17.1.05

Music as Profession

I will join the ranks of fellow arts bloggers who are praising the contribution of harpist Helen Radice, blogging at twang twang twang, to Blogistan. If you are not a fan yet, get started by reading her latest post (the nasty sty, January 12). It is about Helen's experience of being asked to perform on a television show, negotiating a fee, and then finding out that another harpist was asked instead to do the same engagement for a lower rate.
Less than you'd get for an amateur choral soc date, for chrissake. And while I haven't seen the Big Budget, I find it hard to believe a show with five million viewers a night really can only manage a tenth of cash-strapped Covent Garden's largesse.

Persuading people to play for peanuts is the prerogative of the free market, but it is exploitation which may eventually price us out of a profession. I have moaned this moan many times before: once again, musicians, if you give in, it will happen.

I am reasonably militant on the subject of fees, not because I care only for money (if I did, I would have gone to the City), but because I care about music, and the performance of it to the highest level; the amount of work it takes to do that requires a living wage.
Read the whole thing, because it really is on target. What Helen is saying is something that I have complained about to lots of friends, but in the context of choral singing. I find it scandalous that the concept of the volunteer singer is so prevalent in the United States. I have no problem with volunteer choruses, which are an important part of civic life. God bless the people who love music and want to give their time to singing. However, for music above a certain level, all musicians should expect to be paid.

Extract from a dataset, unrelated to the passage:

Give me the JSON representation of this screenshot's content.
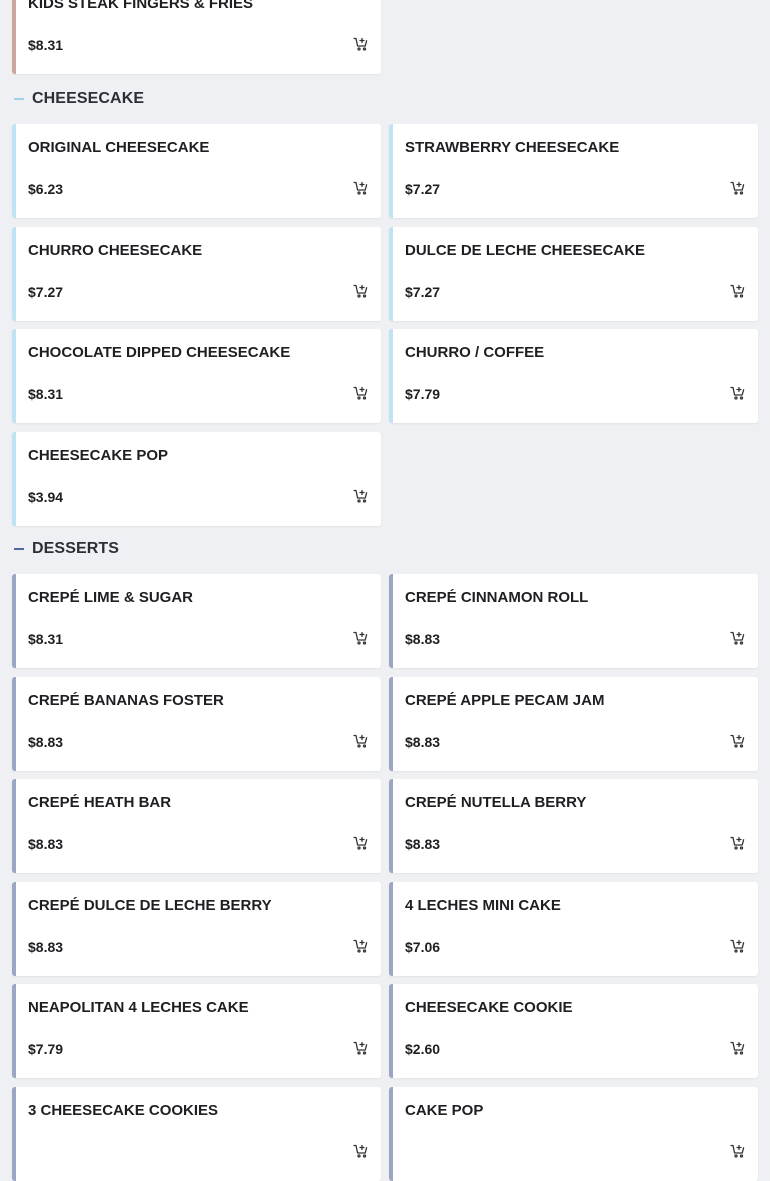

Sadly, because of this image of choral singers as devoted volunteers, even we professional singers are routinely paid far less than an orchestral musician for the same gig. At rehearsals for events that involve instrumentalists, not only do I envy the fee I know they are receiving (five times or more what I make). I also watch in admiration as our conductor has to observe limits on rehearsal time and required breaks, because the instrumentalists belong to the American Federation of Musicians and we do not. Is it any wonder that the stereotype of choral singers is that we have less musical skill than instrumentalists? If we had a union, could we not only guarantee a living wage for skilled singers, but also guarantee a higher quality of performance? Although it is not in this context that Helen wrote what she wrote, she did single out the low expectations for the "amateur choral soc date." Enough said.